Der junge Mann hat hinter ihr die Halle betreten. Während Frau Mertens zusieht, wie das Unwetter über dem Haus vorüberzieht, spürt sie innerlich immer noch ein Grollen. Aber sie wird ihm heute noch einmal verzeihen. "Wer ist morgen hier?" Der junge Mann zuckt zusammen. "Morgen schon?" Nach einer zögerlichen Sekunde fährt er fort. "Ich bin der Arzt vom Dienst." Frau Mertens weiß nicht, worüber sie sich zuerst aufregen soll, die Formulierung oder die Tatsache, dass sie morgen schon wieder mit dem Kindergarten arbeiten muss.
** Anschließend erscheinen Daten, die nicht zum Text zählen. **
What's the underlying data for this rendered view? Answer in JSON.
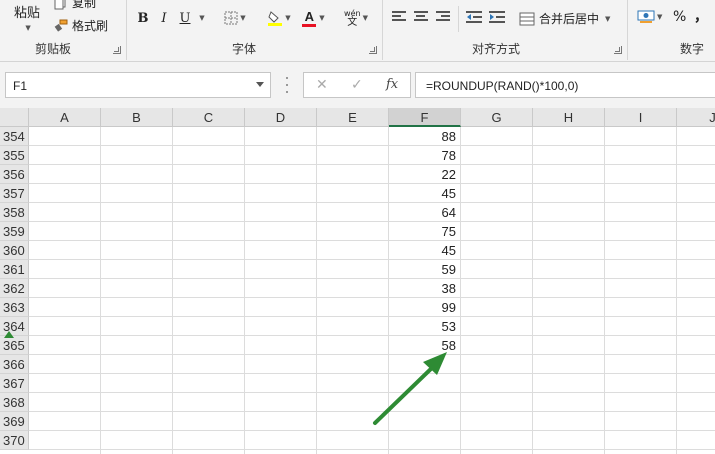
{
  "ribbon": {
    "clipboard": {
      "paste_label": "粘贴",
      "copy_label": "复制",
      "format_painter_label": "格式刷",
      "group_label": "剪贴板"
    },
    "font": {
      "bold_label": "B",
      "italic_label": "I",
      "underline_label": "U",
      "font_color_glyph": "A",
      "phonetic_top": "wén",
      "phonetic_bottom": "文",
      "group_label": "字体"
    },
    "alignment": {
      "merge_center_label": "合并后居中",
      "group_label": "对齐方式"
    },
    "number": {
      "percent_label": "%",
      "comma_label": "，",
      "group_label": "数字"
    },
    "colors": {
      "highlight": "#ffff00",
      "font_color": "#e81123"
    }
  },
  "formula_bar": {
    "name_box": "F1",
    "cancel_glyph": "✕",
    "enter_glyph": "✓",
    "fx_label": "fx",
    "formula": "=ROUNDUP(RAND()*100,0)"
  },
  "grid": {
    "columns": [
      "A",
      "B",
      "C",
      "D",
      "E",
      "F",
      "G",
      "H",
      "I",
      "J"
    ],
    "active_column": "F",
    "rows": [
      {
        "num": "354",
        "f": "88"
      },
      {
        "num": "355",
        "f": "78"
      },
      {
        "num": "356",
        "f": "22"
      },
      {
        "num": "357",
        "f": "45"
      },
      {
        "num": "358",
        "f": "64"
      },
      {
        "num": "359",
        "f": "75"
      },
      {
        "num": "360",
        "f": "45"
      },
      {
        "num": "361",
        "f": "59"
      },
      {
        "num": "362",
        "f": "38"
      },
      {
        "num": "363",
        "f": "99"
      },
      {
        "num": "364",
        "f": "53"
      },
      {
        "num": "365",
        "f": "58"
      },
      {
        "num": "366",
        "f": ""
      },
      {
        "num": "367",
        "f": ""
      },
      {
        "num": "368",
        "f": ""
      },
      {
        "num": "369",
        "f": ""
      },
      {
        "num": "370",
        "f": ""
      }
    ],
    "annotation_color": "#2e8b34"
  }
}
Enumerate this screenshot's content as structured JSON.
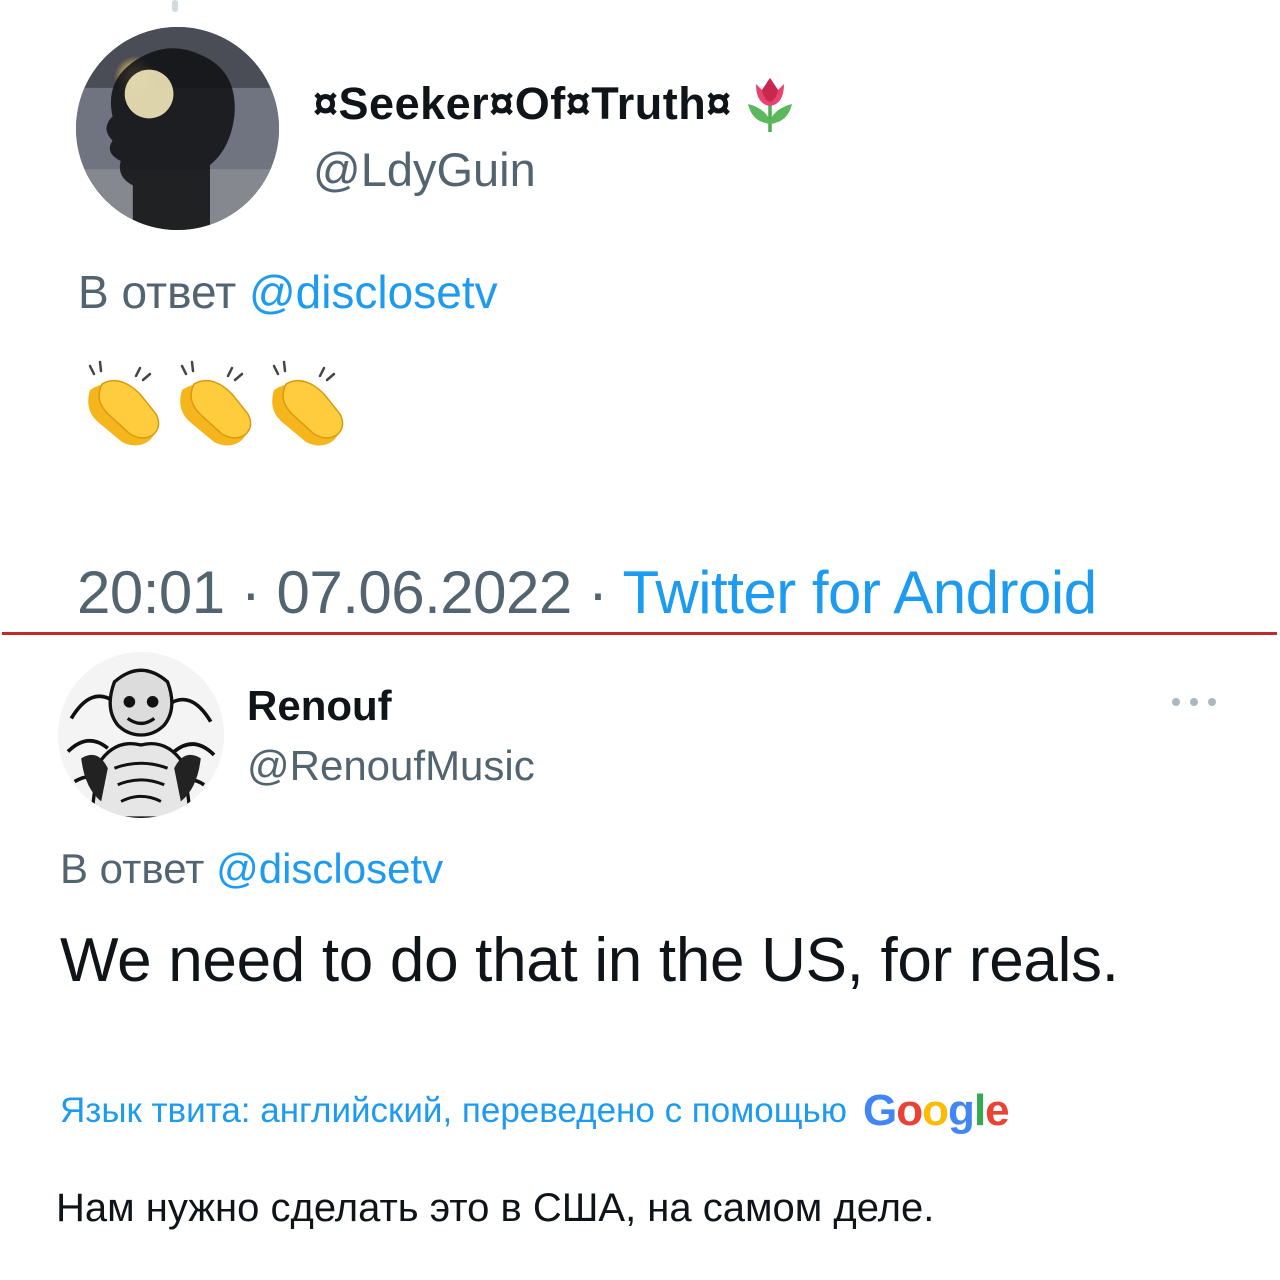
{
  "tweet1": {
    "display_name": "¤Seeker¤Of¤Truth¤",
    "name_emoji": "tulip-icon",
    "handle": "@LdyGuin",
    "reply_prefix": "В ответ",
    "reply_mention": "@disclosetv",
    "body_emoji": [
      "clapping-hands-icon",
      "clapping-hands-icon",
      "clapping-hands-icon"
    ],
    "time": "20:01",
    "date": "07.06.2022",
    "source": "Twitter for Android",
    "separator": " · "
  },
  "tweet2": {
    "display_name": "Renouf",
    "handle": "@RenoufMusic",
    "reply_prefix": "В ответ",
    "reply_mention": "@disclosetv",
    "text": "We need to do that in the US, for reals.",
    "translation_note": "Язык твита: английский, переведено с помощью",
    "translation_provider": {
      "letters": [
        "G",
        "o",
        "o",
        "g",
        "l",
        "e"
      ],
      "colors": [
        "#4285F4",
        "#EA4335",
        "#FBBC05",
        "#4285F4",
        "#34A853",
        "#EA4335"
      ]
    },
    "translated_text": "Нам нужно сделать это в США, на самом деле."
  },
  "colors": {
    "link": "#1d9bf0",
    "secondary_text": "#536471",
    "primary_text": "#0f1419",
    "divider": "#c62828"
  }
}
Sie entschließt sich dafür, das Offensichtliche anzugreifen. "Sagen sie ja nicht noch einmal ‚Arzt', sonst werfe ich sie einem gehörnten Drachen zum Fraß vor", schnaubt sie. Sie flucht selten und fühlt sich ein wenig außer Übung. Gehörnte Drachen sind gar nicht so furchterregend. Aber Gefressenwerden schon. "Was ist bloß aus der guten, alten Bezeichnung ‚Heiler' geworden! Die ganze Arzt-Sache ist doch nur Fassade." Fährt sie versöhnlich fort. Vielleicht sollte sie sich nicht so aufregen, es ist ja wirklich bloß eine Bezeichnung. Aber manchmal beschleicht sie das Gefühl, dass die ganze mühsam aufgebaute Fassade noch zum Einsturz der Allianz führen wird. Wenn sie zu ernst genommen wird, dann ist es irgendwann verlockend, einfach in diesen Teil der Realität hinüberzugleiten. Und was wird dann aus Raben ohne Gesicht und gehörnten Drachen? Die haben in der gewöhnlichen Welt nun mal keinen Platz. Soll ihre Befürchtung sich tatsächlich bestätigen, dass die Verschleierungstaktik der Allianz über kurz oder lang dazu führen wird, dass sie sich selbst an die gewöhnliche Welt ausliefert?
Auf dem Weg zurück in ihre Apotheke denkt sie darüber nach, dass auch sie bequem geworden ist, mit all der neuen Laborausrüstung und den elektrischen Geräten. Aber niemals wird sie dazu übergehen, wirklich nur eine Apotheke zu führen. Das hat sie sich selbst fest versprochen. Die gewöhnliche Welt wird sie nicht lebendig verschlingen. Nicht lebendig.